Das Landschaftsbild Neuhausen ist ohne das Schloss Purschenstein nicht denkbar. Der böhmische Graf Borso I ließ Mitte des 13 Jahrhunderts eine Zoll- und Geleitburg auf dem Felssporn über der Flöha errichten. Im Laufe der Zeit hat sich ihr äußeres Erscheinungsbild stark verändert.

Ein 42 m hoher Bergfried mit dicken Mauern und die Reste einer Vorburg künden von der Wehrhaftigkeit im 13./14. Jhdt. Um 1550 wurde der Mittelbau und der Uhrenturm im Renaissancestil errichtet. 1643/43 wurde das Schloss stark zerstört und teilweise ausgebrannt. 

Im 18. Jhdt erfolgte ein drastischer Umbau des Südflügels in eine, dem Zeitgeist entsprechende barocke Schlosskapelle. Ebenfalls in diese Zeit fällt die Errichtung des Nordflügels und eine entsprechende Umbauung des geräumigen Schlosshofes.
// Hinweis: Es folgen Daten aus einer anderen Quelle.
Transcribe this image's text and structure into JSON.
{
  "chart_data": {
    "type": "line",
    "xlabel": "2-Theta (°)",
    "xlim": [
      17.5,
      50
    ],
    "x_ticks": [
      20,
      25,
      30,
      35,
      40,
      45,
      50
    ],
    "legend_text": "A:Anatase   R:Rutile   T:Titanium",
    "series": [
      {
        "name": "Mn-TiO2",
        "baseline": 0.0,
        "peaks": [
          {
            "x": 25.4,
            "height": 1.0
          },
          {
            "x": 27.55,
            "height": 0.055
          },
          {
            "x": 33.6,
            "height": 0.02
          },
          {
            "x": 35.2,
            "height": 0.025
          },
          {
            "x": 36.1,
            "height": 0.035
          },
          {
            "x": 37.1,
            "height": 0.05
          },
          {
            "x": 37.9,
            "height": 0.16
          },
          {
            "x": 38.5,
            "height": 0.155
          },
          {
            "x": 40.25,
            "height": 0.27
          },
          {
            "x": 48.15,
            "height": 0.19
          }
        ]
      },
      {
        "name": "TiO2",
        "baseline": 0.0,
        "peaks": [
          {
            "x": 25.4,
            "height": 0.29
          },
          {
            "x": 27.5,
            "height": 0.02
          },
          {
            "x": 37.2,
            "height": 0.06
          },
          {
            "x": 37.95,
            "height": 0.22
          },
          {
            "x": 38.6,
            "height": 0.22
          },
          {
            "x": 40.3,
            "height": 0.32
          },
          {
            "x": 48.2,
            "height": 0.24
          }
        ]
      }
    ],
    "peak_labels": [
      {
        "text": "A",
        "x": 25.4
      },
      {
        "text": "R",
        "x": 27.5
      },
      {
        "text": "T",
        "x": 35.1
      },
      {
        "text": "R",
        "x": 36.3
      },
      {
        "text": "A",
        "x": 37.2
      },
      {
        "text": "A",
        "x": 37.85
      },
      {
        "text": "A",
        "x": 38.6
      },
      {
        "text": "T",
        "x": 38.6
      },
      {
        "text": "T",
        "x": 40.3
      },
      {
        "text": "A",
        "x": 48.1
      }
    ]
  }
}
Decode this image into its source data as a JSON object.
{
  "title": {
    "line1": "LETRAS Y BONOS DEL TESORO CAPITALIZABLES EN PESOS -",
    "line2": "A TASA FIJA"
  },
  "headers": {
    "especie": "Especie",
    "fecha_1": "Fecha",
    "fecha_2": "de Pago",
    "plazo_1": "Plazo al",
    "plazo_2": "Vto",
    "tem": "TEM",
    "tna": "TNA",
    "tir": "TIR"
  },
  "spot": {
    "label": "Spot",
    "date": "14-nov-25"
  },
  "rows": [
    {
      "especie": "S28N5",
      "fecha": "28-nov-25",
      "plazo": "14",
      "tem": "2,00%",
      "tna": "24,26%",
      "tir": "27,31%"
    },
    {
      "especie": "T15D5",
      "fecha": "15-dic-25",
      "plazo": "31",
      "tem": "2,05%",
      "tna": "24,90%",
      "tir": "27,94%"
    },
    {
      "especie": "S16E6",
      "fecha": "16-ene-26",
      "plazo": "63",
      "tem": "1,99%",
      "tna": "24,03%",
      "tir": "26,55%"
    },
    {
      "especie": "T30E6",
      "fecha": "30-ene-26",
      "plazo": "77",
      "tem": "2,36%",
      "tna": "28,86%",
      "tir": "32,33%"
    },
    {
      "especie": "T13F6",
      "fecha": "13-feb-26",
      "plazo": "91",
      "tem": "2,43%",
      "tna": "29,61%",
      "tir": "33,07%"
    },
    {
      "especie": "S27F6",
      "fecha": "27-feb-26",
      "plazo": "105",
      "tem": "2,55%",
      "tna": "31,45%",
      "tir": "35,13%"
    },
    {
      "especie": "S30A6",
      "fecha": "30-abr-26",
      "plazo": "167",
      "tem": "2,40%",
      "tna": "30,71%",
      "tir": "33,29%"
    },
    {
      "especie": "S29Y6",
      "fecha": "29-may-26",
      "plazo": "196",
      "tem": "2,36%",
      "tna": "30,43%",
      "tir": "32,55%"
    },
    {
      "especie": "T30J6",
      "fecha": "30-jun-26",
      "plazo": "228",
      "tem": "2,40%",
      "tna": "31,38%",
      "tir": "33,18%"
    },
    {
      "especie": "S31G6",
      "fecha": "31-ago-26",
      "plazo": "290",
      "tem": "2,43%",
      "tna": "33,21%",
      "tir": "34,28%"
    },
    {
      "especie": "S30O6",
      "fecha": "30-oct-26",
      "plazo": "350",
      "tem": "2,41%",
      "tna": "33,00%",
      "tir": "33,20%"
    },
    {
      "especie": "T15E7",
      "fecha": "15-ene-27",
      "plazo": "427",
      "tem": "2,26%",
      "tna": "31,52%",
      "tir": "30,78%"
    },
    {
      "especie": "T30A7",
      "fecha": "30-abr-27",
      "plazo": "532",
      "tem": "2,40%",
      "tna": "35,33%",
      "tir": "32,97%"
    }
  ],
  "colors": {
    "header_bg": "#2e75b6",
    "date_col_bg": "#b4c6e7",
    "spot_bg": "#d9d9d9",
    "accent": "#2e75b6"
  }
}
Mitte des 19. Jhdt wurde vor allem dem gesamten Dachbereich ein neugotisch geprägtes Aussehen verliehen. 

Nach dem 2. Weltkrieg und der Enteignung der Besitzerfamilie von Schönberg diente das Schloss als Kinderheim und Klubhaus der Gewerkschaft (FDGB). Nach einem Großbrand 1989 wurde Schloss Purschenstein wieder aufgebaut. Seit 2006 befindet es sich im Besitz der Familie Praagmann, die dort ein Schlosshotel betreibt.